Ma Myo Thu, 12, is responsible for developing and presenting her school evacuation map to classmates.
"I am proud to be a leader. By drawing evacuation maps, I can help my school and classmates around natural disasters.”
Nepal is among the most disaster-affected countries in the world. Disasters are becoming more frequent and school children are increasingly vulnerable.
I feel secure, confident and protected
When the earthquakes of 2015 struck Nepal, over 35,000 classrooms were destroyed and more than 1 million children did not have a school to return to.
“Information on disaster risk reduction is what everyone should know," says Sabina from Makwanpur District.
"The training I received from Plan International has given me life-saving skills. Now, I am prepared to respond to disasters like earthquakes and landslides. I feel secure, confident and protected.”
According to a UNEP report, South Sudan has lost an estimated 40% of its forests since 1956. The country faces environmental challenges such as land degradation, deforestation and the impacts of climate change.
As part of Plan International’s Safe Schools project, students plant trees to reduce risks related to man-made and natural disasters. We have supported 9 primary schools in Central Equatoria State, reaching more than 8,500 students.
“The trees make our school beautiful, create shade and an outside learning space,” says Jacinta. Jacinta’s Safe School club has planted 350 trees to provide shade, protect the environment and act as windbreakers.

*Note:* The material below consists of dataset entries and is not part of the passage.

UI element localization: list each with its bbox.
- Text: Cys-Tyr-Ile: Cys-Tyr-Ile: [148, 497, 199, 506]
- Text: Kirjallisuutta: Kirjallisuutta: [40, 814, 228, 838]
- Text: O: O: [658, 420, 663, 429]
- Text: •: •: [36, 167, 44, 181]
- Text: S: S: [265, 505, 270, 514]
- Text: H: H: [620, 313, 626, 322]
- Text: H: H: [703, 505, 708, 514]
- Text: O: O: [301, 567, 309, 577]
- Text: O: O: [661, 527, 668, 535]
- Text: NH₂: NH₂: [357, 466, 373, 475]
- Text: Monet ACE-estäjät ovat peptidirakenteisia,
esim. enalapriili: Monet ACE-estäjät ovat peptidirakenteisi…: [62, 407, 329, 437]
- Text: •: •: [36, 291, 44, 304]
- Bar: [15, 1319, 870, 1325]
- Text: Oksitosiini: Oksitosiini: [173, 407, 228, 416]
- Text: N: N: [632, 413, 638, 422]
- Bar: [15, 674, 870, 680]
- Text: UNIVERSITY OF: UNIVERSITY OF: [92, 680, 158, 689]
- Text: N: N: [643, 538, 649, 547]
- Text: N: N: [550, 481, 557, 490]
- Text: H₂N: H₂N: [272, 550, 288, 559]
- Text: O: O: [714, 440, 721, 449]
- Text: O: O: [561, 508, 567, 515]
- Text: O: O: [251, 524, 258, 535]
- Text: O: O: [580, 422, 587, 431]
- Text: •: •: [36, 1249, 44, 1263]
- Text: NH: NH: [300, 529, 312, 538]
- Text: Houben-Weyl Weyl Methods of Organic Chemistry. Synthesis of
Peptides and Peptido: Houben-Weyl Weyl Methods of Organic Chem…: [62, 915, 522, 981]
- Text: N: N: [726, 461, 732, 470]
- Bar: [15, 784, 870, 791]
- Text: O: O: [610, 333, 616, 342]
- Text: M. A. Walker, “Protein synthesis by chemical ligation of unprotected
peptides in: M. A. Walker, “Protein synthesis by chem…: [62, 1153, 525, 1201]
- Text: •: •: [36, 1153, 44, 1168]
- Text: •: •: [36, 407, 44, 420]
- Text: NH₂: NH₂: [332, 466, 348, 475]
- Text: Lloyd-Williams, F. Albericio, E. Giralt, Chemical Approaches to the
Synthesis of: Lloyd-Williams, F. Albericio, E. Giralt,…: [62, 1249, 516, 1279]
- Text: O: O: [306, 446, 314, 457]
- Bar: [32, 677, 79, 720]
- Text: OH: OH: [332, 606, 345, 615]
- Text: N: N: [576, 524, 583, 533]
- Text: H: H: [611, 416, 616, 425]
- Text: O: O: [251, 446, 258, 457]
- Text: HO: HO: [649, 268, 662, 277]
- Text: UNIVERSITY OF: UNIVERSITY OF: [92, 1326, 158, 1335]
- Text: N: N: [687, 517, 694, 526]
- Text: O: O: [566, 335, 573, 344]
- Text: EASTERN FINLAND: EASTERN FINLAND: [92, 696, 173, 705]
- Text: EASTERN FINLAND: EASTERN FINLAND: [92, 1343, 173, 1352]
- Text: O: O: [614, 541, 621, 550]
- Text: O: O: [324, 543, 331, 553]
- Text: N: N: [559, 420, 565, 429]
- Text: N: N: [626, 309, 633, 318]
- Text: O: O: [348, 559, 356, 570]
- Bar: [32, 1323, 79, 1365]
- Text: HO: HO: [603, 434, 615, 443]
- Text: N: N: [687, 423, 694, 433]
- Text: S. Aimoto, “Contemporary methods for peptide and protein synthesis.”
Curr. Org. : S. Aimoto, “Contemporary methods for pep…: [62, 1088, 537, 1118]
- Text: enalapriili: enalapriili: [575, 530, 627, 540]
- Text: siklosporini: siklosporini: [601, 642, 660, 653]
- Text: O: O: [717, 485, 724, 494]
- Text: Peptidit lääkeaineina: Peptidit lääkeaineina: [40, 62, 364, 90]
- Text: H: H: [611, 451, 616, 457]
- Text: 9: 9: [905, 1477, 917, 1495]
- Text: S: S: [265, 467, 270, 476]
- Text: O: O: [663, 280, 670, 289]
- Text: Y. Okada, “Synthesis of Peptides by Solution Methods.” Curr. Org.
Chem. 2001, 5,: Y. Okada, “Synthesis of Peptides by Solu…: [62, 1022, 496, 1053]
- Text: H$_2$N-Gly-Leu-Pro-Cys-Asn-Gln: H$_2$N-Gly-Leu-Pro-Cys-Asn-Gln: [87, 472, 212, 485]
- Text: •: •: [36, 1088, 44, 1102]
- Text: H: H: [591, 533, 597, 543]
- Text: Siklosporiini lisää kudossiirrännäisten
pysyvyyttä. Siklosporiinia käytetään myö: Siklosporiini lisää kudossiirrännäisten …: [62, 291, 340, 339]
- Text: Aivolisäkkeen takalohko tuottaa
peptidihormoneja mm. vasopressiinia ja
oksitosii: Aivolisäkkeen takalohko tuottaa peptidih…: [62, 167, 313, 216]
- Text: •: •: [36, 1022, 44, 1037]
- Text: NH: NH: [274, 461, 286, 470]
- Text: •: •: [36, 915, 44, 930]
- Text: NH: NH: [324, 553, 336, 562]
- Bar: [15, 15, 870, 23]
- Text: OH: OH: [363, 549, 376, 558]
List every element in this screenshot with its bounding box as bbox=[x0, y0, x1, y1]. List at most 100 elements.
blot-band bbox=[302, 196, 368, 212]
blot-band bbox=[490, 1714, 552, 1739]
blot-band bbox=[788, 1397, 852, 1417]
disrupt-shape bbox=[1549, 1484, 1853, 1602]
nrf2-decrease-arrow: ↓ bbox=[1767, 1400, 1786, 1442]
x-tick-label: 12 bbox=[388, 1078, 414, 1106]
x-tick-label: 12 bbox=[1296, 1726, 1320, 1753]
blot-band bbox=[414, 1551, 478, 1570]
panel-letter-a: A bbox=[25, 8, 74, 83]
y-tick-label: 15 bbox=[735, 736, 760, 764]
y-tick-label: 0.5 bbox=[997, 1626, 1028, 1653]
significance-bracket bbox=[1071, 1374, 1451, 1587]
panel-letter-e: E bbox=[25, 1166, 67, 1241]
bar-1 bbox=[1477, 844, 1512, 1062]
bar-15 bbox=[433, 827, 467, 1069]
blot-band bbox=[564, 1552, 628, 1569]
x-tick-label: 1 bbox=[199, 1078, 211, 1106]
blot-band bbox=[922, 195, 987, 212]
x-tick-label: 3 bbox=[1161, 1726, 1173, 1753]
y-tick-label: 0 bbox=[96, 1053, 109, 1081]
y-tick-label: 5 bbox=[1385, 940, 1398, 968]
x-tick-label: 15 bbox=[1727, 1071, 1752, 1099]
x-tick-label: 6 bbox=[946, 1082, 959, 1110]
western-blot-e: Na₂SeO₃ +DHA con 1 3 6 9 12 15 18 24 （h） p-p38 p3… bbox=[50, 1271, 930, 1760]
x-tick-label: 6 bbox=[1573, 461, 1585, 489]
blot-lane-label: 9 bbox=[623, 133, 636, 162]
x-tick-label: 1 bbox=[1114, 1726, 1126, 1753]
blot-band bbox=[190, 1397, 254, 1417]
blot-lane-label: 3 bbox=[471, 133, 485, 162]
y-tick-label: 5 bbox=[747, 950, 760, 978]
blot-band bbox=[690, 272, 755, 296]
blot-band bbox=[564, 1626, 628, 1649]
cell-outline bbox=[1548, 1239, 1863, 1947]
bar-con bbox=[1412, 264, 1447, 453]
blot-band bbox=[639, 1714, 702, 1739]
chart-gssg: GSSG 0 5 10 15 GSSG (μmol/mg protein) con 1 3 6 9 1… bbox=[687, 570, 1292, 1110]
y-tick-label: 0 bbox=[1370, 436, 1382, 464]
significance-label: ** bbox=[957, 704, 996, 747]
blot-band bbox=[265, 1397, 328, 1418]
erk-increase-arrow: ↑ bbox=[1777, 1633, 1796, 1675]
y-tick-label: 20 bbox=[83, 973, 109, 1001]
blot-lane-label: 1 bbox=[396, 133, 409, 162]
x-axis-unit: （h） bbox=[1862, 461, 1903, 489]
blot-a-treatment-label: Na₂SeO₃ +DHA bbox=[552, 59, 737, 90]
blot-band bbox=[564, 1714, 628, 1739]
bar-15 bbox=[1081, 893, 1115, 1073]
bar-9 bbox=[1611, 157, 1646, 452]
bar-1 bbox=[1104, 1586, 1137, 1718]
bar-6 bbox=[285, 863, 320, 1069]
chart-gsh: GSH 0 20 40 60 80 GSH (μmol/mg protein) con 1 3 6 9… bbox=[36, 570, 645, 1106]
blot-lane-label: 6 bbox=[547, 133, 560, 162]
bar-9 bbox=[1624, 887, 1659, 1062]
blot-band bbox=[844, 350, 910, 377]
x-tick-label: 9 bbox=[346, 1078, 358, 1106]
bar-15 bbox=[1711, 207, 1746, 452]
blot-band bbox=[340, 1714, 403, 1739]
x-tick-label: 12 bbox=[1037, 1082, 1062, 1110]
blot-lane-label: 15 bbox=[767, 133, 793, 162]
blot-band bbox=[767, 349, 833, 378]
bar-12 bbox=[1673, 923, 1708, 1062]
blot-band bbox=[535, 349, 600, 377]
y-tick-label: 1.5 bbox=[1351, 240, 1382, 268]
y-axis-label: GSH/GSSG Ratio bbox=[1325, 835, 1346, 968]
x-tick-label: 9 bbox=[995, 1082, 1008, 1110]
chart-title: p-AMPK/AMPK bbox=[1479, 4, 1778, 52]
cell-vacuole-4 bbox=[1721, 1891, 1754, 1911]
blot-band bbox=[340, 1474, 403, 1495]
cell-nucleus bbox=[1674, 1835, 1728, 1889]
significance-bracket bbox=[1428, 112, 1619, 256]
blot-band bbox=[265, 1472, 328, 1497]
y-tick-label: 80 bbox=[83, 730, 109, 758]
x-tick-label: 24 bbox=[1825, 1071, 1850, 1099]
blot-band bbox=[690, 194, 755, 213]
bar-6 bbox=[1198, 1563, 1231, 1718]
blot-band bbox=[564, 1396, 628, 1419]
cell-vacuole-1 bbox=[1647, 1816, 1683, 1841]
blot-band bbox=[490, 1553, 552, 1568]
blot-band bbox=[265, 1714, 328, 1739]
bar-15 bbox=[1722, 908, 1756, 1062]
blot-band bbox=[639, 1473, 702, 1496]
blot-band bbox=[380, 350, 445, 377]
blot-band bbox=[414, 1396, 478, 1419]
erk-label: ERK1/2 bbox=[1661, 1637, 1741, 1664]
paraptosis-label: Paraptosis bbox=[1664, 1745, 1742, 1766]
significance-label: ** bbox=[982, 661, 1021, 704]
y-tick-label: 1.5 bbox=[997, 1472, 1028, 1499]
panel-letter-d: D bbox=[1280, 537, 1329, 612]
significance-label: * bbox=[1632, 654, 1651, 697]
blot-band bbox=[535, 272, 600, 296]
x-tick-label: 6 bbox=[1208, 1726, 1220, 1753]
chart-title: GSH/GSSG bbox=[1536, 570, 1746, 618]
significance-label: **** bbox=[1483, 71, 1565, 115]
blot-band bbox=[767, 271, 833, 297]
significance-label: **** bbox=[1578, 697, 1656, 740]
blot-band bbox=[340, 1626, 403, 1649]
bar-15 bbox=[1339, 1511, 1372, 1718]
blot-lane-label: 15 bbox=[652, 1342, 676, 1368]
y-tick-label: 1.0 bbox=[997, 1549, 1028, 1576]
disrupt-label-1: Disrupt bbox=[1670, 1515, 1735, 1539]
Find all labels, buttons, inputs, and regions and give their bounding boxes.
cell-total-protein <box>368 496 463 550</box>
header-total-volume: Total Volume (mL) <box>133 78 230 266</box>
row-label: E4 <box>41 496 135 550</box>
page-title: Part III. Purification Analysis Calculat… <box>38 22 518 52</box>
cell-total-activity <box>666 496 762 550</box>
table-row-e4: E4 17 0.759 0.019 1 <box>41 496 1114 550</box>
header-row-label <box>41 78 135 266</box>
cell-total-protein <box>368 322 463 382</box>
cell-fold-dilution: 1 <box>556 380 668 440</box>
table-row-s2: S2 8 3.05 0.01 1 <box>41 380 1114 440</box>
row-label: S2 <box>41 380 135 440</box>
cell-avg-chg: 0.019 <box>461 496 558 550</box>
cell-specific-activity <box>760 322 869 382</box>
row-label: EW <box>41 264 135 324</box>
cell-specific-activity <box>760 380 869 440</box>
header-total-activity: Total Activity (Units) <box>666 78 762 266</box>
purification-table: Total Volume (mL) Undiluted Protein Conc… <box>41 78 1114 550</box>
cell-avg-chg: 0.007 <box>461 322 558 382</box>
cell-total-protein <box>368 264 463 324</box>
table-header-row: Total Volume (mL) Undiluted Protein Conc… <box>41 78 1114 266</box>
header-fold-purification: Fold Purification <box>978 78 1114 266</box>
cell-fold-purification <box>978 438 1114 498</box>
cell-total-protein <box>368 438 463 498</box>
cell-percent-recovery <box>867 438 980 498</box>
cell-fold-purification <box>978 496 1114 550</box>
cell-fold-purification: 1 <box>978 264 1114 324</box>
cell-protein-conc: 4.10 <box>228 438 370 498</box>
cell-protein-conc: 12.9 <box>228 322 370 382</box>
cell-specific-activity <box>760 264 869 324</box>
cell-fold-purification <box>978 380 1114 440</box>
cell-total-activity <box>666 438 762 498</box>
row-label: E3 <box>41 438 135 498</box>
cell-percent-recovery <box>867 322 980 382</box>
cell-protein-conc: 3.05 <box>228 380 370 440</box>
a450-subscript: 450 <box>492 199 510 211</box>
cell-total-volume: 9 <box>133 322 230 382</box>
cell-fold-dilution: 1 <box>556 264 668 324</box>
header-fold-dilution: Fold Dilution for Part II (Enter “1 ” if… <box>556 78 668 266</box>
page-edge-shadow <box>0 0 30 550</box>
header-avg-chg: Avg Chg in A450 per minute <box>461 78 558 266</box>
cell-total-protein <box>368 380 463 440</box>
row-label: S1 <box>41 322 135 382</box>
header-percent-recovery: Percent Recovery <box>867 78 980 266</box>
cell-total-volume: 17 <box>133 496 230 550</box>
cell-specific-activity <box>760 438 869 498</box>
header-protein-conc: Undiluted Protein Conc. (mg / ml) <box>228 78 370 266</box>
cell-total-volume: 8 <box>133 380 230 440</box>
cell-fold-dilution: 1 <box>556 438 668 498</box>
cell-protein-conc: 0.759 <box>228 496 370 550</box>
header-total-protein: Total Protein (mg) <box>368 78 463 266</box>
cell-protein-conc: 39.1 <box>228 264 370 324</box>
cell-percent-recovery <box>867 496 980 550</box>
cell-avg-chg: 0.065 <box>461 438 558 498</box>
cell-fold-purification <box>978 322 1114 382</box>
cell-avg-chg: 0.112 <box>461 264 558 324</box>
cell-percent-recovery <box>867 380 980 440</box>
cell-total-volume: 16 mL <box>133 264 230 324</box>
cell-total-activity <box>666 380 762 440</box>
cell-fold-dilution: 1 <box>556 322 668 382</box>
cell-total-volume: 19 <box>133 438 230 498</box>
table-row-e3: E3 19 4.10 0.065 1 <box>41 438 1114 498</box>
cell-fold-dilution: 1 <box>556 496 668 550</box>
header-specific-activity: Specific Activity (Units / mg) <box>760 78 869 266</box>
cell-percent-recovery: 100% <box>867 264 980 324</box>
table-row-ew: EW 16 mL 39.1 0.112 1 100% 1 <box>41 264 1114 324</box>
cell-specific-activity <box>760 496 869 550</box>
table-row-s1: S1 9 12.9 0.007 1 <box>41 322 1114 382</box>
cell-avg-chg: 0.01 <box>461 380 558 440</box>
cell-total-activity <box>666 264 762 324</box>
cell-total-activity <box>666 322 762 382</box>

Hem is the Children’s Council leader at a primary school in Cambodia and helps keep her classmates safe during storms.
“There was a big lightning storm. It hit the school and the roof fell down. The children were screaming. I felt afraid and didn’t want to go to school,” says Hem.
The Children’s Council suggested installing a lightning rod to keep students safe during future storms. “We participate and give our ideas. I feel proud that students don’t have to worry about lightning while studying,” she says.
In Togo, storms destroy school structures and children are often left without a classroom for months at a time.
To ensure their education is not interrupted, children have developed ‘green spaces’ around their schools. These serve as a barrier to block strong winds from damaging school buildings.
"We learned how to plant seeds so they can grow to become trees and protect our school. We also learned that girls can do the same work in the nursery as the boys,” says Affo Yawa, an environmental school club member.